Pasca serangan Hamas pada tanggal 7 Oktober 2023 lalu, gempuran tanpa henti Tentara Israel terus meluluhlantahkan Gaza dan hal ini dipastikan belum berakhir. Situasi semakin memburuk dengan tidak adanya air, listrik dan bensin di kota tersebut.
Tensi tinggi antara militer Israel dan Hamas semakin meningkat pasca serangan Hamas ke wilayah Selatan Israel pada 7 Oktober 2023 lalu, yang dianggap sebagai serangan paling mematikan terhadap Israel sepanjang sejarah negara tersebut berdiri. Menurut data Kementerian Kesehatan Palestina, saat ini, sudah ada 7300 warga Palestina yang tewas akibat konflik antara Israel dengan kelompok militan Hamas. Adapun dari pihak Israel, menurut laporan Jerrusalem Post, terdapat 1400 warga Israel yang tewas menjadi korban sejak serangan Hamas dimulai. Jumlah ini menjadi yang terbesar sejak konflik Israel dan Hamas dimulai, pada tahun 2006, atau setelah Hamas resmi memenangkan pemilu di Palestina. Jumlah ini sendiri kemungkinan akan bertambah mengingat hingga tulisan ini dibuat, pemerintah Israel sama sekali tidak berniat mengendurkan serangan dan mereka juga tengah memulai invasi melalui jalur darat.
Para pemimpin dunia terpecah belah menyikapi situasi ini. Presiden AS, Joe Biden, sejak awal sudah menyatakan dukungan penuh atas hak Israel mempertahankan dirinya dari serangan Hamas. Hal yang sama juga diakukan pemimpin negara-negara Uni Eropa.

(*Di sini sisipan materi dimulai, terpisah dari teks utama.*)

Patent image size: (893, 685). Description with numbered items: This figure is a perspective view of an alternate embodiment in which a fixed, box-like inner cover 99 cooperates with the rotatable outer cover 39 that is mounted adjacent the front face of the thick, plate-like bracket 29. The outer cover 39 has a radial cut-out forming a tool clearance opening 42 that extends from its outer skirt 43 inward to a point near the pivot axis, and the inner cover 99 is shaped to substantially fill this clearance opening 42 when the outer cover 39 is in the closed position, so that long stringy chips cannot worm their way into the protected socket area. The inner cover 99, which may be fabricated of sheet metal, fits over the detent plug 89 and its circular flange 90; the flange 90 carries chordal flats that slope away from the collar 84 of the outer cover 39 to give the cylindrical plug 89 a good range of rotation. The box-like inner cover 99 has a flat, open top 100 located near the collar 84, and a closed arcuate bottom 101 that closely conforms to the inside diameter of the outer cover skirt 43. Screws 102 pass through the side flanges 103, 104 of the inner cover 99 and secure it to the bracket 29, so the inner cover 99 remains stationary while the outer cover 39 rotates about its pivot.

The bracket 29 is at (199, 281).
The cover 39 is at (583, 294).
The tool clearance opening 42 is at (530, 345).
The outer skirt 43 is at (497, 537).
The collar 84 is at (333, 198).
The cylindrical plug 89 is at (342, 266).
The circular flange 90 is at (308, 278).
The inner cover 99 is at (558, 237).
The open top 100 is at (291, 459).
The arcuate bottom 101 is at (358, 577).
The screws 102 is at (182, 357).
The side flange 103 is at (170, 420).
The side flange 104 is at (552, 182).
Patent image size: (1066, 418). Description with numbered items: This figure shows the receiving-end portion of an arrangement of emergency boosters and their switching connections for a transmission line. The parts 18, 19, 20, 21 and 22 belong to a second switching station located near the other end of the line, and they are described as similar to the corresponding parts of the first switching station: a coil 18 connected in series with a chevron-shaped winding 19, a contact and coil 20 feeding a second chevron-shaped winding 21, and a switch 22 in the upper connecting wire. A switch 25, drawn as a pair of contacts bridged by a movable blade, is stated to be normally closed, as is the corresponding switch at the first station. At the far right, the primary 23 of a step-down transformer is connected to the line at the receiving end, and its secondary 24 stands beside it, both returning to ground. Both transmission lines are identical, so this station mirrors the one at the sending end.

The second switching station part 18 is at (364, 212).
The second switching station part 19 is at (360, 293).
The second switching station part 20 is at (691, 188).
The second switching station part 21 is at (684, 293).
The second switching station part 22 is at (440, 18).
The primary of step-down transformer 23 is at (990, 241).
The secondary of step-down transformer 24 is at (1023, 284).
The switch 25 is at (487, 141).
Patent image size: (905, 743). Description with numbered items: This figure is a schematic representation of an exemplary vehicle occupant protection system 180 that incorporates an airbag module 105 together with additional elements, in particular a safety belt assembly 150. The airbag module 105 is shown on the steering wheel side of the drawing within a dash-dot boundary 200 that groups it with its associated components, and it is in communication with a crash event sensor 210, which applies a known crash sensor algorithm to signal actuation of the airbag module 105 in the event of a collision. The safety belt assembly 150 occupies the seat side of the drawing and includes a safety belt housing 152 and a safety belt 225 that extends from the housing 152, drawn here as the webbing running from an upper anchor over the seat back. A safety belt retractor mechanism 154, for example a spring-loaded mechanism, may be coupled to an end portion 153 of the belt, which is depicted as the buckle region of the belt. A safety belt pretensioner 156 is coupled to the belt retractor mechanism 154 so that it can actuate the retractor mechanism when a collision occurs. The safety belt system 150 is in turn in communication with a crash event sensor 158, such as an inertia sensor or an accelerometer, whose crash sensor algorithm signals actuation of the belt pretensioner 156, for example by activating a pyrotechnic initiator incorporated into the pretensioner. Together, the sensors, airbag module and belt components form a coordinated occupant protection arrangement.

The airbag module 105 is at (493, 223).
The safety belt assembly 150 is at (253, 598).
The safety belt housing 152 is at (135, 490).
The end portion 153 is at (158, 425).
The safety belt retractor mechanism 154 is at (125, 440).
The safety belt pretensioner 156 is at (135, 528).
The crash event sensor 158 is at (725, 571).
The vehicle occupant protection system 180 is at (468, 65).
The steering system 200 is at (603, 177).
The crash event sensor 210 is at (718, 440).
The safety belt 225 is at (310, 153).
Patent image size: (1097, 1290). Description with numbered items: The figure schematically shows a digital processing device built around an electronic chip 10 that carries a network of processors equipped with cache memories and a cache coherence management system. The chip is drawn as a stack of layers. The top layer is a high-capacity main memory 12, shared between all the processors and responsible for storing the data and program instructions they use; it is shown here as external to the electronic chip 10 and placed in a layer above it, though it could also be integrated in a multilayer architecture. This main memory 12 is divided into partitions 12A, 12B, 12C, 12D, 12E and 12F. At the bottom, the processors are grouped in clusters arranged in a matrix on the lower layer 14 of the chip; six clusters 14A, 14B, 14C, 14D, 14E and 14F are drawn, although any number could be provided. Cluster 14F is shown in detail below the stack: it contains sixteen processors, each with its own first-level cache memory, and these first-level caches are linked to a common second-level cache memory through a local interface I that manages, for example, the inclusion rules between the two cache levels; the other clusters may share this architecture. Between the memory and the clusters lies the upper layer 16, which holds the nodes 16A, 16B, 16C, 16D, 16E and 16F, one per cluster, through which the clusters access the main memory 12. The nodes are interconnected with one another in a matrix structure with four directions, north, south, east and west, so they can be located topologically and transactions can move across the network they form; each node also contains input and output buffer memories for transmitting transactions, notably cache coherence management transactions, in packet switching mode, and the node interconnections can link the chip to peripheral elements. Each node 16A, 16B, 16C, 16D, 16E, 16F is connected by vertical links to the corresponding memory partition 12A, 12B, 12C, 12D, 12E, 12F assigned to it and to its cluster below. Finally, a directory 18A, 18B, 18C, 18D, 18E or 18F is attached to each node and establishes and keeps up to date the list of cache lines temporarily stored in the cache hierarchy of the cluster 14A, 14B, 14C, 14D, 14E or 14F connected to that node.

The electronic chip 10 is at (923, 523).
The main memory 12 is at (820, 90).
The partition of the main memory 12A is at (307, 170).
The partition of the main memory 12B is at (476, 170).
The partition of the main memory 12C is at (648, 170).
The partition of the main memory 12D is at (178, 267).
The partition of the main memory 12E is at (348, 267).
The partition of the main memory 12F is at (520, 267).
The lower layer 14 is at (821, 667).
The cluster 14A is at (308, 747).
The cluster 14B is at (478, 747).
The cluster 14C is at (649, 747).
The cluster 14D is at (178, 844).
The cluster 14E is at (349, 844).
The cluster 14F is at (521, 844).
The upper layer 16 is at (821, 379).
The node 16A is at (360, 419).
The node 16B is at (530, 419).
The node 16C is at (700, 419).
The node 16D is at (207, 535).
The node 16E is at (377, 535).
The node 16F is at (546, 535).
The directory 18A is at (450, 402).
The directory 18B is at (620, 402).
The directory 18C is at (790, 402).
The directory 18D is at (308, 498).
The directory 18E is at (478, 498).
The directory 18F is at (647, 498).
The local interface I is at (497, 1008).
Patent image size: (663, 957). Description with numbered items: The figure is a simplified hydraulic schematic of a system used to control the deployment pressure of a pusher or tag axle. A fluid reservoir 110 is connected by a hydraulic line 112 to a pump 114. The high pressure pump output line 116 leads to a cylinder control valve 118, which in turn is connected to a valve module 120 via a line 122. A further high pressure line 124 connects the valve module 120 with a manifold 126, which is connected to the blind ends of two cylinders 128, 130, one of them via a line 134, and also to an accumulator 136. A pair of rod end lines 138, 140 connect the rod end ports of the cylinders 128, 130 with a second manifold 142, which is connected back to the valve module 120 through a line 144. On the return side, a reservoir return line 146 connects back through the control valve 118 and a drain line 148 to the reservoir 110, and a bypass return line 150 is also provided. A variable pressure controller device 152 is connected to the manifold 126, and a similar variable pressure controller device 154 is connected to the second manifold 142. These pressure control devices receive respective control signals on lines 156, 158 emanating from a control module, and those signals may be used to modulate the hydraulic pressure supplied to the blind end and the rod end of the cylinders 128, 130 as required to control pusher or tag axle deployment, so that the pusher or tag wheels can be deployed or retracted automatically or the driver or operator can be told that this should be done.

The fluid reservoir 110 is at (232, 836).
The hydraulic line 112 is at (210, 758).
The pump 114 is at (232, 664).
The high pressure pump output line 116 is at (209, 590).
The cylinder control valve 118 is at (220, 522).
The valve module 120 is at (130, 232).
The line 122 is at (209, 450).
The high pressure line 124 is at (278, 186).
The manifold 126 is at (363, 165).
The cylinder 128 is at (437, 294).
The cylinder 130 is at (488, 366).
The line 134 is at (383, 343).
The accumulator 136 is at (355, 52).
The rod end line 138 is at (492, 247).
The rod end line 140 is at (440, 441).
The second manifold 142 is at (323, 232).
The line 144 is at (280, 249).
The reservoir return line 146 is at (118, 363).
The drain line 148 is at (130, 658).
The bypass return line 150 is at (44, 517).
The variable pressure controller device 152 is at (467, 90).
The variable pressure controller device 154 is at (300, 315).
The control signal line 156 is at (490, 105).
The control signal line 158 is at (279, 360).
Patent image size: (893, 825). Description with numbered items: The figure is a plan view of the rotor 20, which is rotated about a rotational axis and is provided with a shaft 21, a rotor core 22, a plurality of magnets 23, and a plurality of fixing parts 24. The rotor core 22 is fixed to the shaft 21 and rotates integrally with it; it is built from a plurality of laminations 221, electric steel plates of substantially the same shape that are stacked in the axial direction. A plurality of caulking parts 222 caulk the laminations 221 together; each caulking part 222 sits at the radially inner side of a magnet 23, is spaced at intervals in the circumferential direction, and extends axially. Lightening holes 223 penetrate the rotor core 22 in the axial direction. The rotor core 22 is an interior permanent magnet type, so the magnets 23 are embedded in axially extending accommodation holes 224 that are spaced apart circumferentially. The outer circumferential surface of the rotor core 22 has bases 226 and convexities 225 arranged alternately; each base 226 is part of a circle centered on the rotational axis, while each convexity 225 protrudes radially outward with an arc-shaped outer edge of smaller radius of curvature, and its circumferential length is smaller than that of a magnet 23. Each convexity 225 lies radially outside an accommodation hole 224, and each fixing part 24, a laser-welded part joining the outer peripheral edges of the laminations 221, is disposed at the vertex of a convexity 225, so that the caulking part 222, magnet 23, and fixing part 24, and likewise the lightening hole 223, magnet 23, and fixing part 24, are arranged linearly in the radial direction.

Adapun negara-negara seperti Tiongkok dan Rusia, lebih meminta kedua belah pihak yang berkonflik untuk menahan diri dan tetap mendukung solusi dua negara. Sementara itu, Pemerintah Indonesia, sebagai negara dengan jumlah populasi Muslim terbesar di dunia dan satu dari negara yang mengakui kemerdekaan Palestina, melalui Kementerian Luar Negeri, seperti yang dikutip dari laman resmi web Kemlu, meminta Dewan Keamanan Persatuan Bangsa-Bangsa (DK PBB) untuk segera bertindak menghentikan eskalasi konflik Israel -Palestina di Jalur Gaza. Menlu juga meminta DK PBB untuk tidak tinggal diam menyaksikan bencana dan kejahatan manusia yang sedang terjadi di Palestina. Serangan terhadap rumah sakit, tempat ibadah, blokade listrik, air, bahan bakar dan pengusiran warga Gaza dilakukan atas dasar hukuman kolektif. Di saat yang sama, warga sipil disandera dan nyawanya terancam.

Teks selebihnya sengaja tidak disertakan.